Like you I'd love to do a limited distance ride. I also want to show a little next year and get some points on one or both of my boys. I'd also really like to do mounted archery, but i have to learn how to shoot first!


----------



## danny67 (Nov 27, 2012)

Lose enough weight so I don't embarass myself in breeches and get the barn cuties to notice me.


----------



## CowboysDream (Nov 12, 2011)

I suppose lose a good amount of weight so I can ride more horses.


----------



## Hang on Fi (Sep 22, 2007)

I'd like to scrub off the weight I gained from getting married. I went from working a majority of the day outside, watching what I ate, and managed to stay around 170lbs. 

I got married, hubby lives in a neighborhood, I still control my food consumption pretty well... Little to no physical work anymore (unless random yard work or riding a few days a week), coupled with birth control, hello unwanted 30+lbs. 

So of course, become healthier as a whole... Attempt to show somewhat successfully for once. Coupled with more confidence in my ability to show. All I think about are the ways I failed at shows versus taking the good.


----------



## Golden Horse (Feb 20, 2010)

My aim with The Awesome Mr Gibbs is to try Western Dressage.

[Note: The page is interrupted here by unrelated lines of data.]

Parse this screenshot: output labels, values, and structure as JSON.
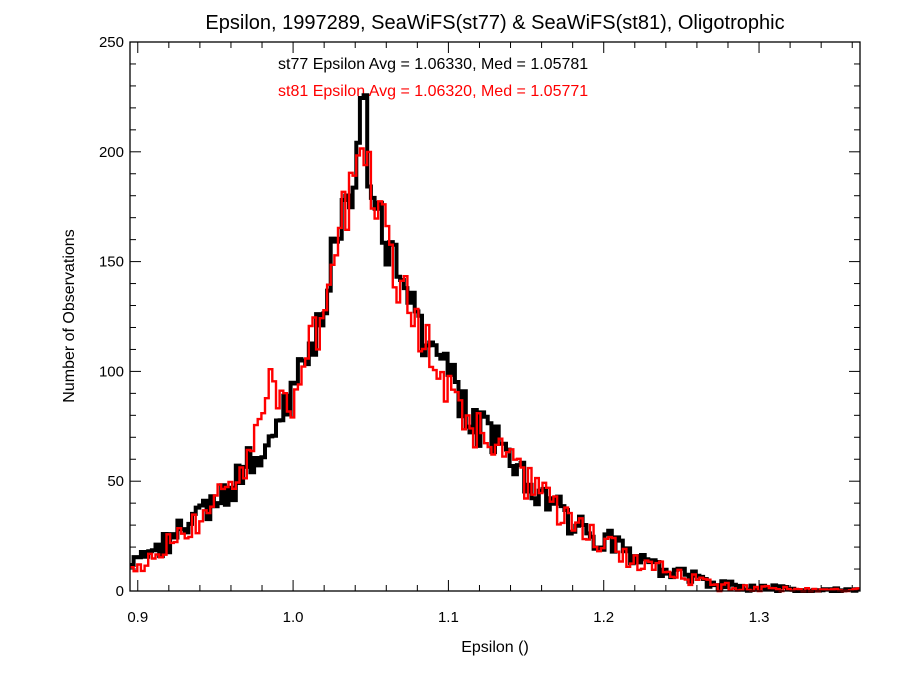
{
  "chart_data": {
    "type": "histogram-step",
    "title": "Epsilon, 1997289, SeaWiFS(st77) & SeaWiFS(st81), Oligotrophic",
    "xlabel": "Epsilon ()",
    "ylabel": "Number of Observations",
    "xlim": [
      0.895,
      1.365
    ],
    "ylim": [
      0,
      250
    ],
    "x_ticks": [
      0.9,
      1.0,
      1.1,
      1.2,
      1.3
    ],
    "x_tick_labels": [
      "0.9",
      "1.0",
      "1.1",
      "1.2",
      "1.3"
    ],
    "y_ticks": [
      0,
      50,
      100,
      150,
      200,
      250
    ],
    "y_tick_labels": [
      "0",
      "50",
      "100",
      "150",
      "200",
      "250"
    ],
    "grid": false,
    "annotations": [
      {
        "text": "st77 Epsilon Avg = 1.06330, Med = 1.05781",
        "color": "#000000"
      },
      {
        "text": "st81 Epsilon Avg = 1.06320, Med = 1.05771",
        "color": "#ff0000"
      }
    ],
    "series": [
      {
        "color": "#000000",
        "x": [
          0.895,
          0.905,
          0.915,
          0.925,
          0.935,
          0.945,
          0.955,
          0.965,
          0.975,
          0.985,
          0.995,
          1.005,
          1.015,
          1.025,
          1.035,
          1.04,
          1.045,
          1.05,
          1.055,
          1.065,
          1.075,
          1.085,
          1.095,
          1.105,
          1.115,
          1.125,
          1.135,
          1.145,
          1.155,
          1.165,
          1.175,
          1.185,
          1.195,
          1.205,
          1.215,
          1.225,
          1.235,
          1.245,
          1.255,
          1.265,
          1.275,
          1.285,
          1.295,
          1.31,
          1.33,
          1.36
        ],
        "y": [
          11,
          14,
          19,
          26,
          29,
          36,
          44,
          50,
          62,
          74,
          84,
          99,
          119,
          148,
          178,
          200,
          222,
          186,
          172,
          150,
          128,
          115,
          101,
          90,
          76,
          70,
          64,
          54,
          49,
          41,
          34,
          30,
          25,
          22,
          18,
          14,
          11,
          9,
          7,
          5,
          3,
          2,
          1,
          1,
          0,
          0
        ]
      },
      {
        "color": "#ff0000",
        "x": [
          0.895,
          0.905,
          0.915,
          0.925,
          0.935,
          0.945,
          0.955,
          0.965,
          0.975,
          0.985,
          0.995,
          1.005,
          1.015,
          1.025,
          1.035,
          1.04,
          1.045,
          1.05,
          1.055,
          1.065,
          1.075,
          1.085,
          1.095,
          1.105,
          1.115,
          1.125,
          1.135,
          1.145,
          1.155,
          1.165,
          1.175,
          1.185,
          1.195,
          1.205,
          1.215,
          1.225,
          1.235,
          1.245,
          1.255,
          1.265,
          1.275,
          1.285,
          1.295,
          1.31,
          1.33,
          1.36
        ],
        "y": [
          10,
          13,
          18,
          25,
          28,
          35,
          46,
          51,
          64,
          93,
          80,
          97,
          117,
          146,
          175,
          198,
          210,
          184,
          170,
          147,
          127,
          117,
          100,
          92,
          74,
          71,
          65,
          52,
          48,
          40,
          33,
          28,
          24,
          20,
          16,
          13,
          10,
          8,
          6,
          4,
          2,
          2,
          1,
          1,
          0,
          0
        ]
      }
    ]
  }
}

My aim with Emmy is just to be able to ride her comfortably at a walk on a loose rein.

My aim for me, physiotherapy to get everything moving, get my mind right for riding, and then get fitter and slimmer.


----------



## Luvs Horses (Jan 9, 2014)

Lose more weight, get in shape, clear my property to prepare it for accommodating a horse. Once the land is ready I will begin horse searching. While I am working on the property I would like to take riding lessons; however, I need to loose another 50 to 70 lbs as I don't think any trainer will want me on their horse at my current weight.
I am currently down to 324 lbs
_Posted via Mobile Device_


----------